Pierre Beaudet
La sévère défaite du Canada au Conseil de sécurité de l’ONU où sa candidature n’a même pas retenu 30 % des voix est indicative de ce qu’est devenu l’état allié-subalterne des États-Unis. La focalisation du débat depuis plusieurs semaines sur l’honteuse politique canadienne envers la Palestine a permis de mobiliser l’opinion internationale. Depuis plus de 10 ans en effet, le Canada s’est totalement aligné sur les États-Unis et sur Israël. Conscient de cela, il y a eu un réalignement très partiel sur des votes à l’Assemblée générale qui étaient pratiquement unanimes, hormis Washington et Tel-Aviv, sur les grossières et constantes violations de droits des Palestiniens. C’était trop peu et trop tard. Par rapport aux annonces récentes où l’extrême droite au pouvoir en Israël a annoncé l’annexion de plus de 30 % des territoires occupés, le Canada s’est dit « préoccupé ». Quelle est la réalité sur le terrain ? Israël viole toutes les lois et conventions, affame Gaza (2 millions d’habitants), détient des milliers de Palestiniens, détruit habitations et infrastructures. Pendant ce temps, Ottawa demeure l’un des rares alliés du projet sioniste en ayant le front, de plus, de condamner la critique contre Israël d’« anti sémite ».
Il fallait être vraiment naïf de penser que tout cela serait mis de côté parce que le gouvernement Trudeau se dit « de retour » sur la scène internationale.
En réalité, la question palestinienne est révélatrice de tendances lourdes plus complexes. Sur les crises en Amérique latine, Ottawa s’est rangé avec les coups d’état de droite au Brésil, au Honduras, au Paraguay et en Bolivie, en s’acharnant contre le Venezuela, au nom des « droits » qui sont niés un peu partout dans l’hémisphère. On laisse Haiti croupir sous la coupe d’une voyoucratie sans limite. En Afrique et Asie, la première préoccupations semble la défense des intérêts des minières, plutôt qu’un effort soutenu pour lutter contre la famine et la guerre, ce qui aurait requis une sérieuse refondation du programme d’aide internationale. Encore là, Ottawa ne dit rien sur la dérive fasciste en Inde, le retour des militaires en Égypte, la militarisation en Irak et en Syrie. Au Moyen-Orient dans cette région ravagée par la guerre, le Canada agit comme supplétif des États-Unis, tout en maintenant les liens avec L’Arabie saoudite.

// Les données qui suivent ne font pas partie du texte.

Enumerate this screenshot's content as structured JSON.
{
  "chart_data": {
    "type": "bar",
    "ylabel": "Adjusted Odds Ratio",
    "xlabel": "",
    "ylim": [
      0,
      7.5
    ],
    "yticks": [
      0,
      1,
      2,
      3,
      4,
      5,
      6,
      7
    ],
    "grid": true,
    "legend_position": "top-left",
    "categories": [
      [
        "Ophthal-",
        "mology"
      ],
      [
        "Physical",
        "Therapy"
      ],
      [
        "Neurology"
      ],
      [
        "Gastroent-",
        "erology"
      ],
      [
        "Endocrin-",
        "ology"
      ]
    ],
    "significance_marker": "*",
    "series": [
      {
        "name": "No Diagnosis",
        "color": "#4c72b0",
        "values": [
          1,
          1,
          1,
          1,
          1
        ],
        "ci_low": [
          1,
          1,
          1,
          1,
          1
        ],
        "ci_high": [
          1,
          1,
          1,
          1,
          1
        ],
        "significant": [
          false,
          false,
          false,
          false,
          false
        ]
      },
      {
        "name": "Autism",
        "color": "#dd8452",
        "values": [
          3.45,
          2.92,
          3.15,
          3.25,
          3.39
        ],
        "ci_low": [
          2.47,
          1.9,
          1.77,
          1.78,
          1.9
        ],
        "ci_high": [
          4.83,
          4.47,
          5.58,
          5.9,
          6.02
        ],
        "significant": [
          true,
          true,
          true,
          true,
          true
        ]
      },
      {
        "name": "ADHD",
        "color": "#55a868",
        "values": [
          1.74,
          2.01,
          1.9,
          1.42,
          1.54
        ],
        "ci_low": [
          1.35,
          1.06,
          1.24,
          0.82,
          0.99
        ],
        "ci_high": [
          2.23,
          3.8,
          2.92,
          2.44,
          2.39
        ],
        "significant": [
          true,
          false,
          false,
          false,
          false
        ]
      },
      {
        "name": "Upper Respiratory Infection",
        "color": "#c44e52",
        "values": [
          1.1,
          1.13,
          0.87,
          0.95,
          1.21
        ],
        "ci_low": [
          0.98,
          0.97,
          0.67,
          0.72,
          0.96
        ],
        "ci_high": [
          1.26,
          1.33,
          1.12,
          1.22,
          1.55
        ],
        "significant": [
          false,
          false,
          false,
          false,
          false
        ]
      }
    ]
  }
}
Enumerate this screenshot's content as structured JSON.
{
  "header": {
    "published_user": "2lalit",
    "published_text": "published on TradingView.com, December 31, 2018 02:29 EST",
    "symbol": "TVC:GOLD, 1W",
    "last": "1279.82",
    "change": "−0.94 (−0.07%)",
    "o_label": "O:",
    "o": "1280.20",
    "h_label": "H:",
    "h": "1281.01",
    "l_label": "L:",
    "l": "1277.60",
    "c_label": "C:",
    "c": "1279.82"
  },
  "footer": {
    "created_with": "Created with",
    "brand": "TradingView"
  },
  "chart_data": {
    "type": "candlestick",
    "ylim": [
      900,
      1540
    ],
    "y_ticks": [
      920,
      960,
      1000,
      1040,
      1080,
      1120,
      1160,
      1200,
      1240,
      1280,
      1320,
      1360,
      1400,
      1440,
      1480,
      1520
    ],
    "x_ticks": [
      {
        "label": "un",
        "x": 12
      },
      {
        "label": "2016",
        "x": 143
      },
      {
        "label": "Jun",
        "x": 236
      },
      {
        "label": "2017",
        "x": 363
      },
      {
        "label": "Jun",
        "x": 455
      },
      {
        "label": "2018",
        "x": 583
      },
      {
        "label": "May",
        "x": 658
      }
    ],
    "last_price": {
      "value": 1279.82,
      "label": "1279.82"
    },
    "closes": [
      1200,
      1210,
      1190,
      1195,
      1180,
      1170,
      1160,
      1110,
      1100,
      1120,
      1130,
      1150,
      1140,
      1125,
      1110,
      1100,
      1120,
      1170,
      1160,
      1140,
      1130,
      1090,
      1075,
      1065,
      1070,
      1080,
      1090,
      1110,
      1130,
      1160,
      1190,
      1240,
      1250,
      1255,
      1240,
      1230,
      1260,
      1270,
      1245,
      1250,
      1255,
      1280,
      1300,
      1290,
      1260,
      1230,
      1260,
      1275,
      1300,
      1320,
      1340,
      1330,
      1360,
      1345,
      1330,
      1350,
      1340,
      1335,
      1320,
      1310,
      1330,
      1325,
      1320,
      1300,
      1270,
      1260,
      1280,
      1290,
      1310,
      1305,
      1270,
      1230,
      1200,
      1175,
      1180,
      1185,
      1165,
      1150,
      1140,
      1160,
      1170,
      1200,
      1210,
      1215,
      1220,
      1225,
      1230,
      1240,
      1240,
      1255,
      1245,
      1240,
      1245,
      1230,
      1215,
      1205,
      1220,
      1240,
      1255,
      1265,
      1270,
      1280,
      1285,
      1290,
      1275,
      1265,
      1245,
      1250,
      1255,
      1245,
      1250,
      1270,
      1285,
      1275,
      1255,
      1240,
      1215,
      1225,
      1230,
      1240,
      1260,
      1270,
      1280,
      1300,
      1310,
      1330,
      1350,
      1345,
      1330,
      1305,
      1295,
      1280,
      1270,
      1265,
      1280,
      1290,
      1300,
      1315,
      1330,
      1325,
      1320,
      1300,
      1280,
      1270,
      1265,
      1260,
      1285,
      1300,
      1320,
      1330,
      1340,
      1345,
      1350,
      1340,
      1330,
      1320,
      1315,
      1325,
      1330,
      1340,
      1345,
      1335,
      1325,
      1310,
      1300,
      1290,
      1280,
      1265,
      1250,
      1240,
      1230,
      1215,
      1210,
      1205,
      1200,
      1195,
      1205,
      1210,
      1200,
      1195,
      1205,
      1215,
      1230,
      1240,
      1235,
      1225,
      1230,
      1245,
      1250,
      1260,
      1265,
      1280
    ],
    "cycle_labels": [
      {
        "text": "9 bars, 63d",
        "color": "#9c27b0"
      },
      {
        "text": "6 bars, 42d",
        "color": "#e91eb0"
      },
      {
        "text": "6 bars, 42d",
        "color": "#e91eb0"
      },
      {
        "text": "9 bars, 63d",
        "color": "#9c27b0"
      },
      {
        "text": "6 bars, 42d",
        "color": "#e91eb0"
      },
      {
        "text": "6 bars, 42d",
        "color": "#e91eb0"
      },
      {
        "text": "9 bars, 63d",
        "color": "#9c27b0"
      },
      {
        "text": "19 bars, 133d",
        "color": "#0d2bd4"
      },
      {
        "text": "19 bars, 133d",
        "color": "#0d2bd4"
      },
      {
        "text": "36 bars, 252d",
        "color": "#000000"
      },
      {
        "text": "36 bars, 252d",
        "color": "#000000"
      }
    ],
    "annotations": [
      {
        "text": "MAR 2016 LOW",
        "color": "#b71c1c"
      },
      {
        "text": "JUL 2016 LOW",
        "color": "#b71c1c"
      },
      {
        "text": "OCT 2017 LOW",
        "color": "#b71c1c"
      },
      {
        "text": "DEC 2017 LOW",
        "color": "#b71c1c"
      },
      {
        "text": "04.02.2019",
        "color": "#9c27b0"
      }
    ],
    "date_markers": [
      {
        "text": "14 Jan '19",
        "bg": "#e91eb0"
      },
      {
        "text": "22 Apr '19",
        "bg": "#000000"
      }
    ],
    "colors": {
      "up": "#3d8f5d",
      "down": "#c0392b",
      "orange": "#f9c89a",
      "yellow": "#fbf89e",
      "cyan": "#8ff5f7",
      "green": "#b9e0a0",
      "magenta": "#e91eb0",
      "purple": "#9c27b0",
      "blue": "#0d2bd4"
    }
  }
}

Sur de grands enjeux internationaux comme le défi climatique ou les déplacements forcés de populations, le Canada adopte des positions qui démontrent non seulement un manque de courage, mais pire encore, la continuation de politiques qui continuent de détruire la planète et de fermer les frontières.
Des observateurs qui se disent avisés affirment que tout cela est rendu obligé par l’évolution des États-Unis et de son bouillant président qui ne tolère pas que ses « alliés subalternes » se distinguent de la pax americana. C’est vrai mais c’est une partie de l’explication. Car le problème est structurel, et non conjoncturel. Il n’y a pas 56 000 options. Ou bien le Canada continue (cela a commencé bien avant Trump) de participer à la « guerre sans fin » (qui depuis 20 ans poursuit l’élan impérialiste de la Guerre froide). Ou bien il se démarque et il tente de diversifier sa politique extérieure. L’oligarchie financière canadienne ne veut même pas entendre parler de cette deuxième option et alors on continue. Mais dans notre monde polarisé, avec des résistances de plus en plus vives contre l’Empire déclinant, le Canada n’apparaît plus comme avant sous l’imagerie mythologisée d’un État « libéral », mais comme un vulgaire mercenaire agissant sur tous les plans pour maintenir un statu quo qui devient intenable.
Et c’est ainsi que le Canada n’est plus considéré, à l’ONU comme ailleurs, comme un interlocuteur crédible.
Tous ceux et celles qui ont dit, un peu partout dans le monde y compris ici, que le Canada ne méritait pas ce siège à l’ONU, doivent maintenant savourer une petite victoire, tout en remerciant le peuple palestinien de se tenir debout dans un contexte extrêmement grave et menaçant.